The LGBTQ rights group Jejaka slammed the government’s seizure of watches, saying it shows “a deeply unsettling level of intolerance.”
“It is more than a matter of colorful watches. It’s about respect for diversity, freedom of expression, and, most importantly, love,” Dhia Rezki Rohaizad, the deputy president of Jejaka, said in a statement.
“We must remember that a more accepting society begins with embracing all colors of the rainbow. … In a world full of colors, it’s a shame that we still have to fight for the right to be ourselves. It’s time we strive for understanding, not just tolerance. And most importantly, it’s time we celebrate our differences instead of punishing them.”

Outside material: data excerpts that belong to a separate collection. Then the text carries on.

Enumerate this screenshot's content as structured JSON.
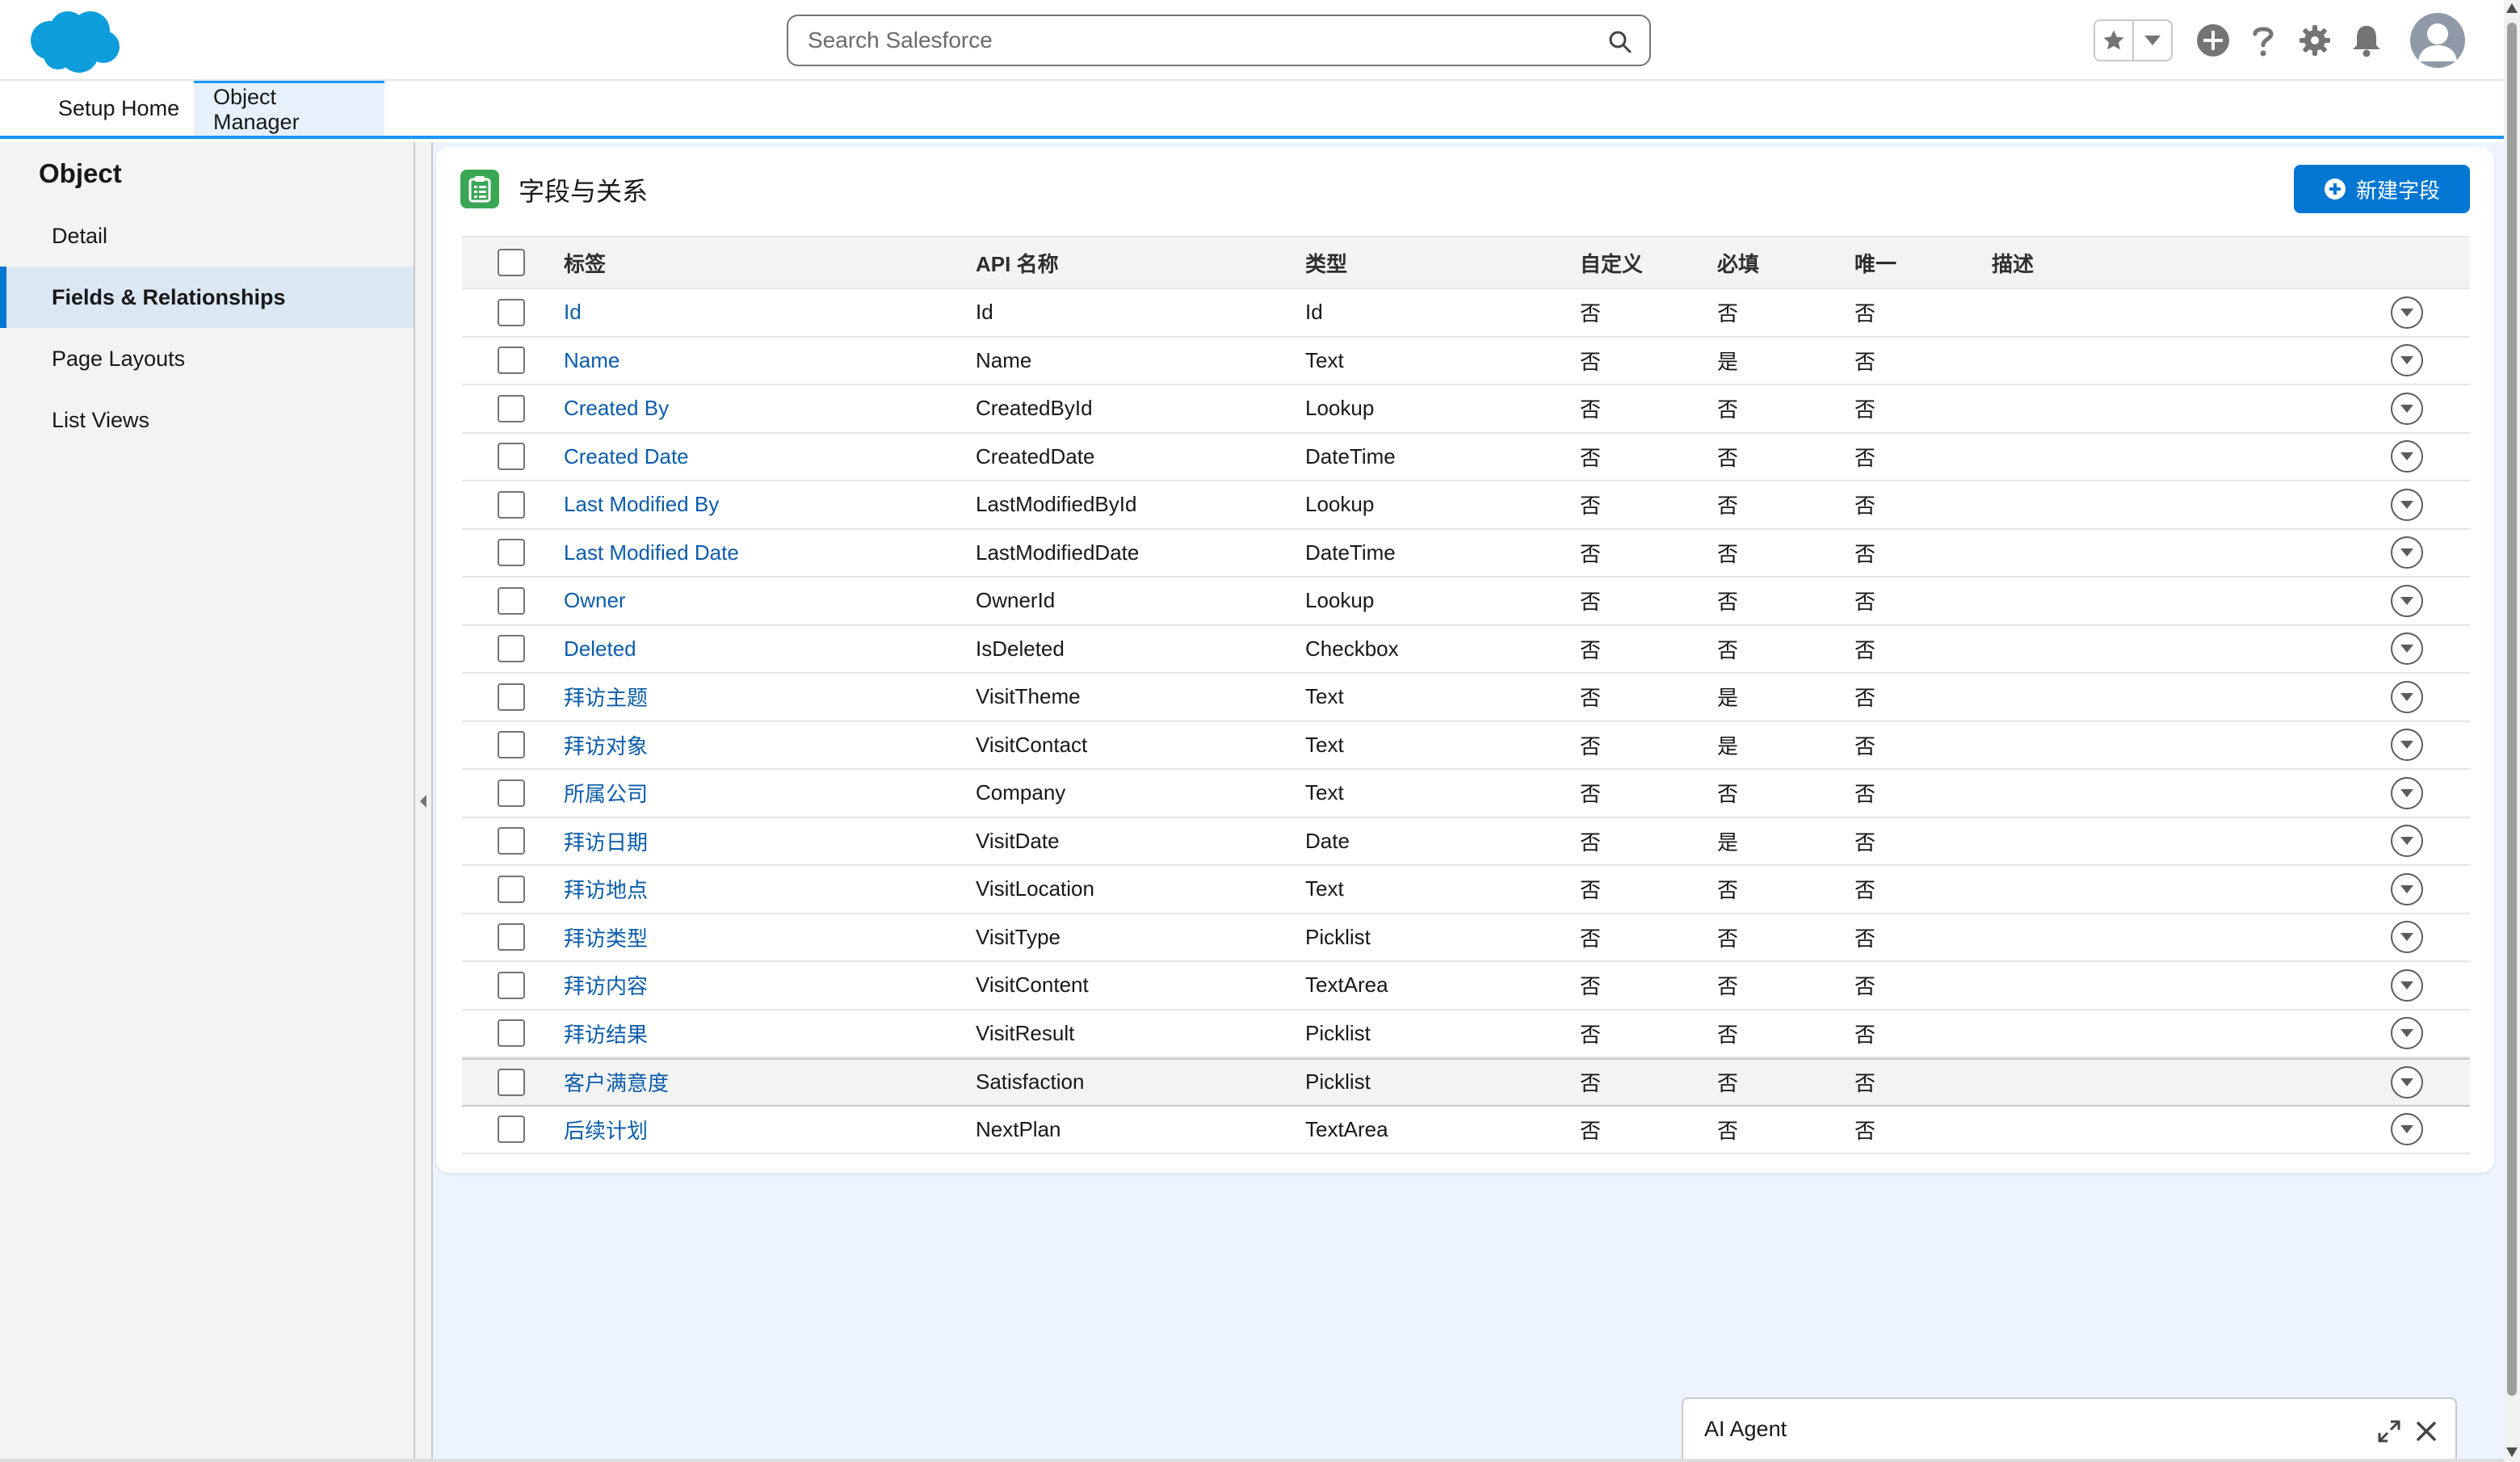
{
  "header": {
    "search_placeholder": "Search Salesforce",
    "icons": [
      "salesforce-logo",
      "favorites-star-icon",
      "favorites-dropdown-icon",
      "global-actions-plus-icon",
      "help-icon",
      "setup-gear-icon",
      "notifications-bell-icon",
      "user-avatar-icon"
    ]
  },
  "nav": {
    "tabs": [
      {
        "label": "Setup Home",
        "active": false
      },
      {
        "label": "Object Manager",
        "active": true
      }
    ]
  },
  "sidebar": {
    "title": "Object",
    "items": [
      {
        "label": "Detail",
        "active": false
      },
      {
        "label": "Fields & Relationships",
        "active": true
      },
      {
        "label": "Page Layouts",
        "active": false
      },
      {
        "label": "List Views",
        "active": false
      }
    ]
  },
  "main": {
    "title": "字段与关系",
    "new_button_label": "新建字段",
    "columns": {
      "label": "标签",
      "api": "API 名称",
      "type": "类型",
      "custom": "自定义",
      "required": "必填",
      "unique": "唯一",
      "description": "描述"
    },
    "rows": [
      {
        "label": "Id",
        "api": "Id",
        "type": "Id",
        "custom": "否",
        "required": "否",
        "unique": "否"
      },
      {
        "label": "Name",
        "api": "Name",
        "type": "Text",
        "custom": "否",
        "required": "是",
        "unique": "否"
      },
      {
        "label": "Created By",
        "api": "CreatedById",
        "type": "Lookup",
        "custom": "否",
        "required": "否",
        "unique": "否"
      },
      {
        "label": "Created Date",
        "api": "CreatedDate",
        "type": "DateTime",
        "custom": "否",
        "required": "否",
        "unique": "否"
      },
      {
        "label": "Last Modified By",
        "api": "LastModifiedById",
        "type": "Lookup",
        "custom": "否",
        "required": "否",
        "unique": "否"
      },
      {
        "label": "Last Modified Date",
        "api": "LastModifiedDate",
        "type": "DateTime",
        "custom": "否",
        "required": "否",
        "unique": "否"
      },
      {
        "label": "Owner",
        "api": "OwnerId",
        "type": "Lookup",
        "custom": "否",
        "required": "否",
        "unique": "否"
      },
      {
        "label": "Deleted",
        "api": "IsDeleted",
        "type": "Checkbox",
        "custom": "否",
        "required": "否",
        "unique": "否"
      },
      {
        "label": "拜访主题",
        "api": "VisitTheme",
        "type": "Text",
        "custom": "否",
        "required": "是",
        "unique": "否"
      },
      {
        "label": "拜访对象",
        "api": "VisitContact",
        "type": "Text",
        "custom": "否",
        "required": "是",
        "unique": "否"
      },
      {
        "label": "所属公司",
        "api": "Company",
        "type": "Text",
        "custom": "否",
        "required": "否",
        "unique": "否"
      },
      {
        "label": "拜访日期",
        "api": "VisitDate",
        "type": "Date",
        "custom": "否",
        "required": "是",
        "unique": "否"
      },
      {
        "label": "拜访地点",
        "api": "VisitLocation",
        "type": "Text",
        "custom": "否",
        "required": "否",
        "unique": "否"
      },
      {
        "label": "拜访类型",
        "api": "VisitType",
        "type": "Picklist",
        "custom": "否",
        "required": "否",
        "unique": "否"
      },
      {
        "label": "拜访内容",
        "api": "VisitContent",
        "type": "TextArea",
        "custom": "否",
        "required": "否",
        "unique": "否"
      },
      {
        "label": "拜访结果",
        "api": "VisitResult",
        "type": "Picklist",
        "custom": "否",
        "required": "否",
        "unique": "否"
      },
      {
        "label": "客户满意度",
        "api": "Satisfaction",
        "type": "Picklist",
        "custom": "否",
        "required": "否",
        "unique": "否",
        "highlighted": true
      },
      {
        "label": "后续计划",
        "api": "NextPlan",
        "type": "TextArea",
        "custom": "否",
        "required": "否",
        "unique": "否"
      }
    ]
  },
  "ai_agent": {
    "title": "AI Agent"
  },
  "colors": {
    "brand_blue": "#0176d3",
    "link_blue": "#0b5cab",
    "logo_blue": "#0d9dda",
    "tab_accent": "#1b96ff",
    "icon_green": "#3ba755"
  }
}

Jejaka also called on the government to promote a culture of acceptance rather than repression of LGBTQ people.
“As a society, we need to ask ourselves: What kind of message are we sending when a rainbow, a universal symbol of hope, becomes controversial?” the group said in a news release.
Same-sex relationships are criminalized in majority-Muslim Malaysia, and those found guilty of same-sex intimacy can be punished with caning under Sharia law for Muslims, or prison sentences of up to 20 years under colonial-era anti-sodomy laws.
Recently, the opposition Pan-Malaysian Islamic Party demanded the cancellation of a scheduled concert in November featuring the British band Coldplay, due to the band’s support of the LGBTQ community.
Last October, religious police raided an LGBTQ-friendly Halloween party in Kuala Lumpur’s Chinatown, and arrested 20 Muslim men for cross-dressing. On Tuesday, two members of parliament from that party said that LGBTQ people should be classified as suffering from mental illness.